Note that Zeng did not play in last night's Nets win.
Unlike some beat reporters, Lichtenstein--who also covers other New York sports--has no need to play nice with management, so he calls it like he sees it.
Why Tsai
Tsai, the NBA's most important owner (er, Governor) of Asian heritage--he's described as Taiwanese Canadian but is Chairman of the Chinese conglomerate Alibaba and has homes, as far as I know, in San Diego, New York, and Hong Kong--has a role in boosting Chinese basketball, funding scholarships for promising players to come to the United States.
He also is a chief conduit between the NBA and restoration of its lucrative business in China, which was severed in 2019 after Houston Rockets executive Daryl Morey tweeted support for Hong Kong, prompting fury from China and a notorious "open letter" from Tsai backing the Chinese regime.
Brooklyn Nets owner Joe Tsai is the face of NBA's uneasy China relationship, ESPN reported in April 2022. Presumably that relationship has stabilized. (Remember, no progress without profit.)
And if the Nets, by signing a marginal player, boost their stature in China--where they're already the third most popular team--well, that's a business decision.
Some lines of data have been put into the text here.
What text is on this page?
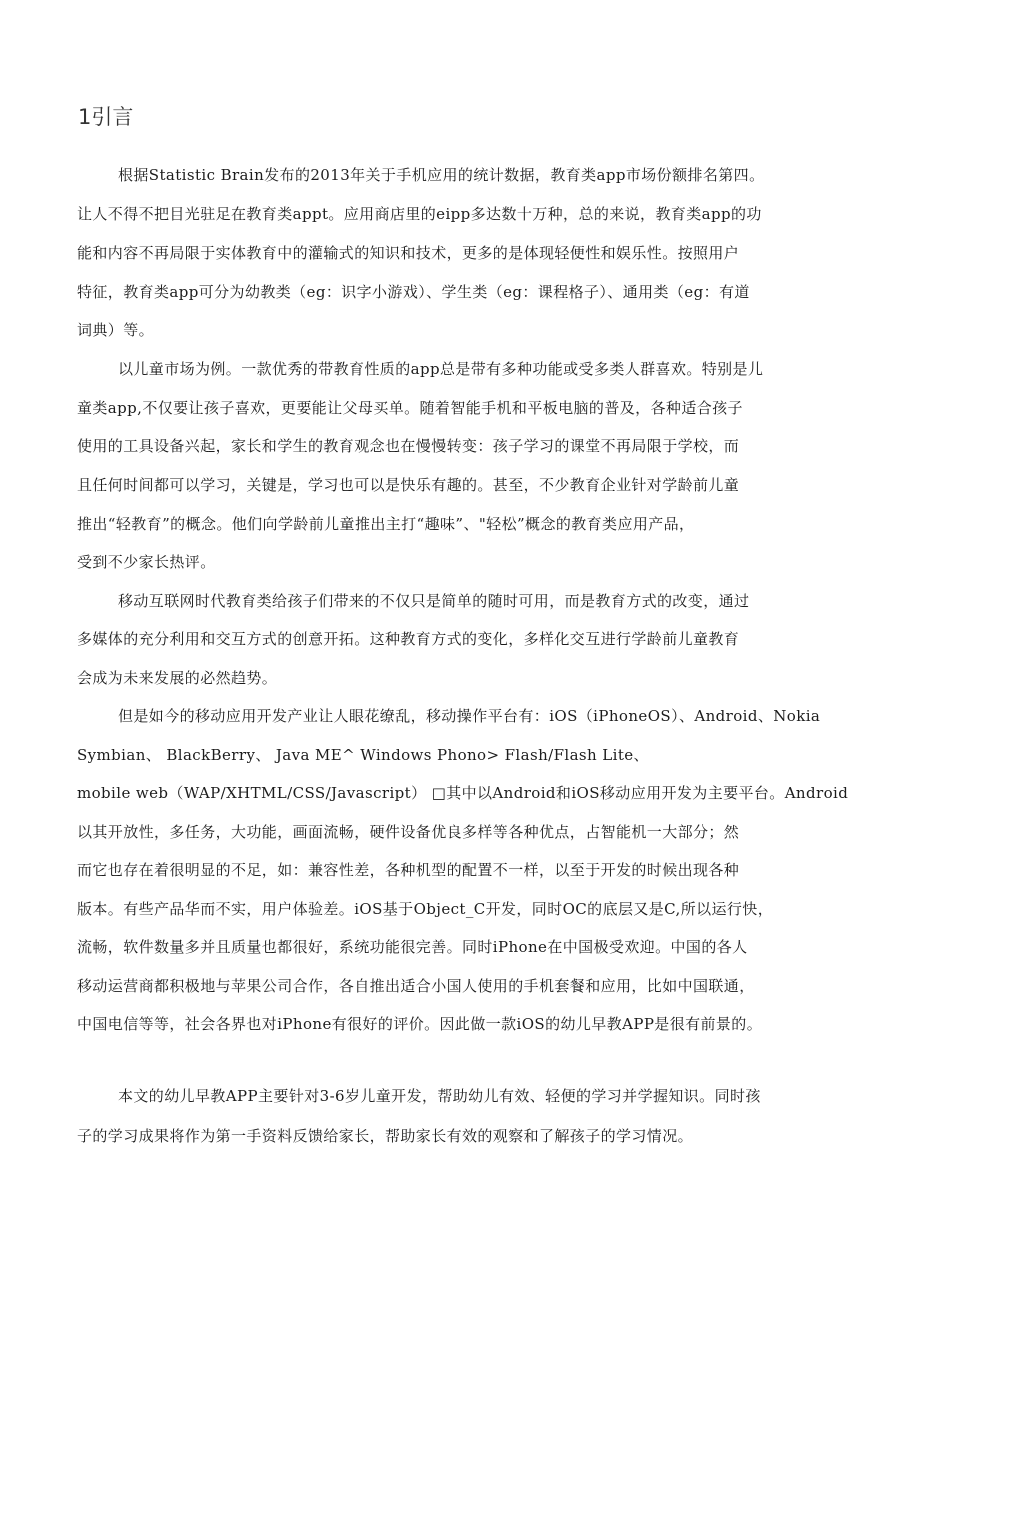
1引言
根据Statistic Brain发布的2013年关于手机应用的统计数据，教育类app市场份额排名第四。
让人不得不把目光驻足在教育类appt。应用商店里的eipp多达数十万种，总的来说，教育类app的功
能和内容不再局限于实体教育中的灌输式的知识和技术，更多的是体现轻便性和娱乐性。按照用户
特征，教育类app可分为幼教类（eg：识字小游戏）、学生类（eg：课程格子）、通用类（eg：有道
词典）等。
以儿童市场为例。一款优秀的带教育性质的app总是带有多种功能或受多类人群喜欢。特别是儿
童类app,不仅要让孩子喜欢，更要能让父母买单。随着智能手机和平板电脑的普及，各种适合孩子
使用的工具设备兴起，家长和学生的教育观念也在慢慢转变：孩子学习的课堂不再局限于学校，而
且任何时间都可以学习，关键是，学习也可以是快乐有趣的。甚至，不少教育企业针对学龄前儿童
推出“轻教育”的概念。他们向学龄前儿童推出主打“趣味”、"轻松”概念的教育类应用产品，
受到不少家长热评。
移动互联网时代教育类给孩子们带来的不仅只是简单的随时可用，而是教育方式的改变，通过
多媒体的充分利用和交互方式的创意开拓。这种教育方式的变化，多样化交互进行学龄前儿童教育
会成为未来发展的必然趋势。
但是如今的移动应用开发产业让人眼花缭乱，移动操作平台有：iOS（iPhoneOS）、Android、Nokia
Symbian、 BlackBerry、 Java ME^ Windows Phono> Flash/Flash Lite、
mobile web（WAP/XHTML/CSS/Javascript） □其中以Android和iOS移动应用开发为主要平台。Android
以其开放性，多任务，大功能，画面流畅，硬件设备优良多样等各种优点，占智能机一大部分；然
而它也存在着很明显的不足，如：兼容性差，各种机型的配置不一样，以至于开发的时候出现各种
版本。有些产品华而不实，用户体验差。iOS基于Object_C开发，同时OC的底层又是C,所以运行快，
流畅，软件数量多并且质量也都很好，系统功能很完善。同时iPhone在中国极受欢迎。中国的各人
移动运营商都积极地与苹果公司合作，各自推出适合小国人使用的手机套餐和应用，比如中国联通，
中国电信等等，社会各界也对iPhone有很好的评价。因此做一款iOS的幼儿早教APP是很有前景的。
本文的幼儿早教APP主要针对3-6岁儿童开发，帮助幼儿有效、轻便的学习并学握知识。同时孩
子的学习成果将作为第一手资料反馈给家长，帮助家长有效的观察和了解孩子的学习情况。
That said, as NetsDaily reported, "Chinese fans on various websites expressed frustration with Nets coach Jordi Fernandez not giving Zeng an opportunity" in the second game.
It's a business
For Tsai, it's way more than basketball. From NetsDaily:
The league also announced a couple of deals with Chinese basketball authorities, one of them that also benefited Joe Tsai’s Alibaba. The STDaily which tracks science and technology in China reported that NBA China and Alibaba Cloud announced a “multi-year partnership,” with Alibaba Cloud becoming the official cloud computing and A.I. partner of NBA China.
The partnership was jointly announced by Alibaba Group Chairman and Brooklyn Nets Governor Joe Tsai and NBA Deputy Commissioner Mark Tatum on the eve of the 2025 NBA China Games.